Of course, this could just be one of a pre-scheduled list of emails sent out several times a week by Stroller Traffic. But it could also be an email meant to target women with newly pregnant acquaintances. Which of my friends is this email referring to? What data was used to determine that she’s pregnant? What was used to determine my relationship with her, and why should I buy her anything at all? The sheer volume of data that went into this email is as staggering as it is alarming.

Having several friends who are expecting doesn’t make this any less creepy. After all, what if the recipient of this email wasn’t aware that someone she knew was pregnant? Or worse, what if the pregnant woman in question didn’t want anyone to know?

Princeton sociology professor Janet Vertesi was fine with telling people about her pregnancy—it was the Internet she wanted to keep in the dark.

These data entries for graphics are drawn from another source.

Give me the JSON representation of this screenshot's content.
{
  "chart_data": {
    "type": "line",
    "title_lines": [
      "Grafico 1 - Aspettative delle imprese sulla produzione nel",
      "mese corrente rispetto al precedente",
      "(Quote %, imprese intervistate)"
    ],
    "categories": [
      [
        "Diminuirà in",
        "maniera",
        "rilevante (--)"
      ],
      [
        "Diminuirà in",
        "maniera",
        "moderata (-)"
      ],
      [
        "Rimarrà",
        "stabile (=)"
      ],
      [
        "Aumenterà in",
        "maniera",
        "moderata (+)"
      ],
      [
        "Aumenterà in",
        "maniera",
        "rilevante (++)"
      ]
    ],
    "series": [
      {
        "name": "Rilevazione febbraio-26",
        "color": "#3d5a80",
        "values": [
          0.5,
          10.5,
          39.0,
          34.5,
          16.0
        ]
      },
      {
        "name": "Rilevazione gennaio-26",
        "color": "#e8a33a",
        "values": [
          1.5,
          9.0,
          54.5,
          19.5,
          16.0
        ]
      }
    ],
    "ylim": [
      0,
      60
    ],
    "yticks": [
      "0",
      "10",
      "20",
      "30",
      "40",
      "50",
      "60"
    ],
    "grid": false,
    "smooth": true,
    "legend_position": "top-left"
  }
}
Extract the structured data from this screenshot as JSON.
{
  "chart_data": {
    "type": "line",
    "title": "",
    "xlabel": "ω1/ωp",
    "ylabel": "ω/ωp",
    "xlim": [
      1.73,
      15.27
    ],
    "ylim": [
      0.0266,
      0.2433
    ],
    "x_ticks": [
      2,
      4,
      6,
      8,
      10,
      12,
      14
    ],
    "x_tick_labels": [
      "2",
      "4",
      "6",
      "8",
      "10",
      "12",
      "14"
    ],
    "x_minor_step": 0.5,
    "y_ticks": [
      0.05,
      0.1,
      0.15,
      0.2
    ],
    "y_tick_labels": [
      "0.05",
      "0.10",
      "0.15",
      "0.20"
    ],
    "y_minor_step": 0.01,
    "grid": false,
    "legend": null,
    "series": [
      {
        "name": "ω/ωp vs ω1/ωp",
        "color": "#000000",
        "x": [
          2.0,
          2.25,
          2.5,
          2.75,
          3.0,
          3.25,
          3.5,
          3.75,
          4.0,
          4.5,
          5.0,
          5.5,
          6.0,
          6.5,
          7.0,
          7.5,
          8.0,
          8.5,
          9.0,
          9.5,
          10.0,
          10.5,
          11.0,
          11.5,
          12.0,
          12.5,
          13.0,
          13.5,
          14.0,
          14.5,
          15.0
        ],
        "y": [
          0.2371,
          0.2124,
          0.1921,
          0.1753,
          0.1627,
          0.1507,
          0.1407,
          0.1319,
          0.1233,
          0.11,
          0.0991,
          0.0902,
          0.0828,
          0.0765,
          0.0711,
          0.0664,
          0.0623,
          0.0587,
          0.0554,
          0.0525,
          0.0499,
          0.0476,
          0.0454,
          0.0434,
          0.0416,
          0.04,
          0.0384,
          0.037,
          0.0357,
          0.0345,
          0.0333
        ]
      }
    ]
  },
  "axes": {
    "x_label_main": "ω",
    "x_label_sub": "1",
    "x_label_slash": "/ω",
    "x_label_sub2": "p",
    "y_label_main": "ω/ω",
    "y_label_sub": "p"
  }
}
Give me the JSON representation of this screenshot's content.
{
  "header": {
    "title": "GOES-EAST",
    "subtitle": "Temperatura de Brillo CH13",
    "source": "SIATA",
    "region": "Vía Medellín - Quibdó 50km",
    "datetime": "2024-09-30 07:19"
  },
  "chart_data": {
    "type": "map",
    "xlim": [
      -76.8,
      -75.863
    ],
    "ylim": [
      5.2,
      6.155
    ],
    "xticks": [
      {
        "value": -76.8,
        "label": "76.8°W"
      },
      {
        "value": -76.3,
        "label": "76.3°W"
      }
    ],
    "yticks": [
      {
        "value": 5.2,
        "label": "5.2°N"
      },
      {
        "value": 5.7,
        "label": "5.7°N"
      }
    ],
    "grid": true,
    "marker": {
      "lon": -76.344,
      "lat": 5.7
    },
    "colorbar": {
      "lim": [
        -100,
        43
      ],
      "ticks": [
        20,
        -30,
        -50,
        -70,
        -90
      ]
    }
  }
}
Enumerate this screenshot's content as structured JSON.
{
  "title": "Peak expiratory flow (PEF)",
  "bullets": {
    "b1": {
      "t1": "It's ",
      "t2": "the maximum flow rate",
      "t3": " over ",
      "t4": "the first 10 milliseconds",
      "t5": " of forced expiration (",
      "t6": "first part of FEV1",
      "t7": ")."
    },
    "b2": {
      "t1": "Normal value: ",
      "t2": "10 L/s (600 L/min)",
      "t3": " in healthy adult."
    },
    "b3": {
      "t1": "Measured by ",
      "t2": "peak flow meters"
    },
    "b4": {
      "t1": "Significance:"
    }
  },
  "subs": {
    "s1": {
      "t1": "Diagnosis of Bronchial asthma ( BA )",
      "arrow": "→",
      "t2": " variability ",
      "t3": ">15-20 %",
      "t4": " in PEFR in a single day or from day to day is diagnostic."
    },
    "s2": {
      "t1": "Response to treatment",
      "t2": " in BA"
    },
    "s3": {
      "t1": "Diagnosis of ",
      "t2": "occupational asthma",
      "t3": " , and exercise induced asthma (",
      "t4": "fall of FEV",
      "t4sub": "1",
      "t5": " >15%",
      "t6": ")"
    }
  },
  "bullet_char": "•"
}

Vertesi’s story illustrates how pervasive marketing tactics can be and how difficult it is to avoid them; it also how big data provides the tools to build almost invasive level of advertising. A brand who knows a woman’s due date can target her for season-specific clothes; a decision to bottle-feed can give formula makers a new target.

Make your marketing less scary

But none of the data gathered about a person can give consent to advertise to her. Too much of the content marketing foisted into the timelines and inboxes of Internet users is no better than banner ads or YouTube commercials: they interrupt and distract, forcing a person to pay attention (if only to, say, unsubscribe from an email newsletter). Content like this is neither useful nor entertaining; instead, it’s intrusive and repellent.

The solution to this problem is simple: use data to give your target audience the kinds of content they can use, without asking for anything in return. Social media accounts and websites that answer frequently asked questions, like @WhatToExpect and BabyCenter, can offer products that help users find the solutions they’re looking for. And the Baby Sleep Site gives its readers so much free content that its premium membership may not be necessary for all of its visitors.

Virtually no Internet user can escape the pull of Big Data, and that gives brands an invaluable advantage. But using that data wisely—and resisting the urge to bombard a target audience with hyper-specific content—can do more than just keep a brand from scaring people away. It can help build trust. And that’s worth much more than any amount of data.